This past weekend here in the Northeastern US, we were confronted with a blizzard bringing record snowfall totals. How do unexpected weather events like this impact inventories? Grocery stores saw milk, bread and eggs flying off their shelves just days before the storm; apparently many people planned to weather the storm by eating French toast. Hardware stores saw rock salt selling out and an increase in demand for snow blowers, shovels, and generators. Good inventory management includes the idea of planning for those unexpected surprises. Here are some ideas from an article about inventory challenges, “Overcome the 5 Biggest Inventory Turnover Challenges”.
Inventory turnover is a measure of the number of times inventory is sold or used in a time period such as a year. The equation for inventory turnover equals the cost of goods sold (or net sales) divided by the average inventory.
As an example for a company where the cost of goods sold in the past year was $815,000 and at the end of this period, the inventory was valued at $163,000.
We use the inventory turnover formula:
$815,000 cost of goods sold / $163,000 closing inventory = 5.0 turns per year
The inventory turnover ratio helps operations managers better understand how frequently their stock levels will turn and also helps financial advisers or buyers better understand how often replenishment stock should be ordered to avoid stock outs.
5 Inventory Turnover Challenges to Overcome
- Inventory seasonality: Some goods have higher customer demand than predicted due to certain weather such as unusually wet or cool summers. For instance, the HVAC industry will often see Heating and Cooling system demand vary based on these trends. This should be accounted for in inventory stocking policies and plans for the year. While some seasonality such as holiday sales can be planned for, how do you prepare for aberrations like a blizzard? Or what happens when those items don’t move due to an unusually warm winter with less snow?
- Obsolescence: Outdated stock often cannot be sold and for most distributors, inventory that has sat for more than 12 months is likely considered “dead” or an obsolete inventory Dead inventory has a corresponding negative effect on the balance sheet, where it has to be written off or given away at a cost to the company. Tracking demand patterns of inventory items helps identify excess and dead inventory over time.
- High carrying costs:If a business has excess inventory, either sales are lower than forecasted or stock holding levels have been poorly planned and managed by operations or affected by unanticipated weather. Buying in bulk from suppliers can also tie up capital in stock and lead to too much inventory being on hand, leading to poor cash flow. Keeping inventory levels lean can offset unnecessary carrying costs.
- Carrying slow turning, high cost products:Having slow inventory turnover ratios for expensive stocked items will lead to more working capital committed to inventory costs and possibly a greater risk of inventory obsolescence. ABC Analysis or ABC Classification can be used to avoid carrying high cost, slower moving items. Wholesale distributors should consider if the extra cost to “rush” order high cost items from their supplier is actually less than the cost of keeping these items in inventory.
- ABC Analysis: Utilize Pareto Analysis(the 80/20 rule) for inventory that is classified into A, B and C groups, with ‘A’ being the most frequently demanded items.
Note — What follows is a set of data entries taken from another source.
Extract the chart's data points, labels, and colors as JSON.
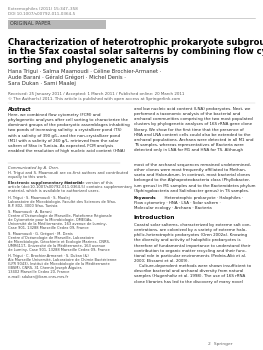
{
  "journal_info": "Extremophiles (2011) 15:347–358",
  "doi": "DOI 10.1007/s00792-011-0364-5",
  "section_label": "ORIGINAL PAPER",
  "title_line1": "Characterization of heterotrophic prokaryote subgroups",
  "title_line2": "in the Sfax coastal solar salterns by combining flow cytometry cell",
  "title_line3": "sorting and phylogenetic analysis",
  "authors": "Hana Trigui · Salma Maamoudi · Céline Brochier-Armanet ·",
  "authors2": "Aude Barani · Gérald Grégori · Michel Denis ·",
  "authors3": "Sara Dukan · Sami Maalej",
  "received": "Received: 25 January 2011 / Accepted: 1 March 2011 / Published online: 20 March 2011",
  "copyright": "© The Author(s) 2011. This article is published with open access at Springerlink.com",
  "abstract_col1": "Here, we combined flow cytometry (FCM) and\nphylogenetic analyses after cell sorting to characterize the\ndominant groups of the prokaryotic assemblages inhabiting\ntwo ponds of increasing salinity: a crystallizer pond (TS)\nwith a salinity of 390 g/L, and the non-crystallizer pond\n(M1) with a salinity of 260 g/L, retrieved from the solar\nsaltern of Sfax in Tunisia. As expected, FCM analysis\nenabled the resolution of high nucleic acid content (HNA)",
  "abstract_col2": "and low nucleic acid content (LNA) prokaryotes. Next, we\nperformed a taxonomic analysis of the bacterial and\narchaeal communities comprising the two most populated\nclusters by phylogenetic analyses of 16S rRNA gene clone\nlibrary. We show for the first time that the presence of\nHNA and LNA content cells could also be extended to the\narchaeal populations. Archaea were detected in all M1 and\nTS samples, whereas representatives of Bacteria were\ndetected only in LNA for M1 and HNA for TS. Although",
  "abstract_col2b": "most of the archaeal sequences remained undetermined,\nother clones were most frequently affiliated to Methan-\nsaeta and Halorubrum. In contrast, most bacterial clones\nbelonged to the Alphaproteobacteria class (Phyllobacter-\nium genus) in M1 samples and to the Bacteroidetes phylum\n(Sphingobacteria and Salinibacter genus) in TS samples.",
  "keywords_line1": "Keywords  Heterotrophic prokaryote · Halophiles ·",
  "keywords_line2": "Flow cytometry · HNA · LSA · Solar saltern ·",
  "keywords_line3": "Molecular ecology · Archaea · Bacteria",
  "intro_col2": "Coastal solar salterns, characterized by extreme salt con-\ncentrations, are colonized by a variety of extreme halo-\nphilic-heterotrophic prokaryotes (Oren 2002a). Knowing\nthe diversity and activity of halophilic prokaryotes is\ntherefore of fundamental importance to understand their\ncontribution to organic matter recycling and their func-\ntional role in particular environments (Pedrós-Alió et al.\n2000; Elissami et al. 2009).\n    Culture-dependent methods were shown insufficient to\ndescribe bacterial and archaeal diversity from natural\nsamples (Hugenholtz et al. 1998). The use of 16S rRNA\nclone libraries has led to the discovery of many novel",
  "communicated": "Communicated by A. Oren.",
  "coauthor1": "H. Trigui and S. Maamoudi are co-first authors and contributed",
  "coauthor2": "equally to this work.",
  "elec1": "Electronic supplementary material",
  "elec2": "  The online version of this",
  "elec3": "article (doi:10.1007/s00792-011-0364-5) contains supplementary",
  "elec4": "material, which is available to authorized users.",
  "affil1a": "H. Trigui · S. Maamoudi · S. Maalej",
  "affil1b": "Laboratoire de Microbiologie, Faculté des Sciences de Sfax,",
  "affil1c": "B.P. 802, 3000 Sfax, Tunisia",
  "affil2a": "S. Maamoudi · A. Barani",
  "affil2b": "Centre d’Océanologie de Marseille, Plateforme Régionale",
  "affil2c": "de Cytométrie pour la Microbiologie, OMEGAs,",
  "affil2d": "Université de la Méditerranée, 163 avenue de Luminy,",
  "affil2e": "Case 901, 13288 Marseille Cedex 09, France",
  "affil3a": "S. Maamoudi · G. Grégori · M. Denis",
  "affil3b": "Centre d’Océanologie de Marseille, Laboratoire",
  "affil3c": "de Microbiologie, Géochimie et Ecologie Marines, CNRS-",
  "affil3d": "UMR6117, Université de la Méditerranée, 163 avenue",
  "affil3e": "de Luminy, Case 901, 13288 Marseille Cedex 09, France",
  "affil4a": "H. Trigui · C. Brochier-Armanet · S. Dukan (&)",
  "affil4b": "Aix Marseille Université, Laboratoire de Chimie Bactérienne",
  "affil4c": "(LPR 9043), Institut de Microbiologie de la Méditerranée",
  "affil4d": "(IBSM), CNRS, 31 Chemin Joseph Aiguier,",
  "affil4e": "13402 Marseille Cedex 20, France",
  "affil4f": "e-mail: sdukan@ibsm.cnrs-mrs.fr",
  "bg_color": "#ffffff",
  "section_bg": "#b8b8b8",
  "header_color": "#777777",
  "line_color": "#999999",
  "text_dark": "#111111",
  "text_mid": "#333333",
  "text_light": "#555555"
}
Detailed attention is focused on these important items to ensure items with high customer demand are always in stock to avoid stock outs or back orders. ABC analysis is also used to help warehouse managers place inventories in the optimal location within the warehouse to ensure efficient order fulfillment saving labor costs.
So what are some of the inventory challenges of seasonality on your inventory? How did you survive the “big storm’? I’d like to hear what you find beneficial when planning for the unexpected in your business!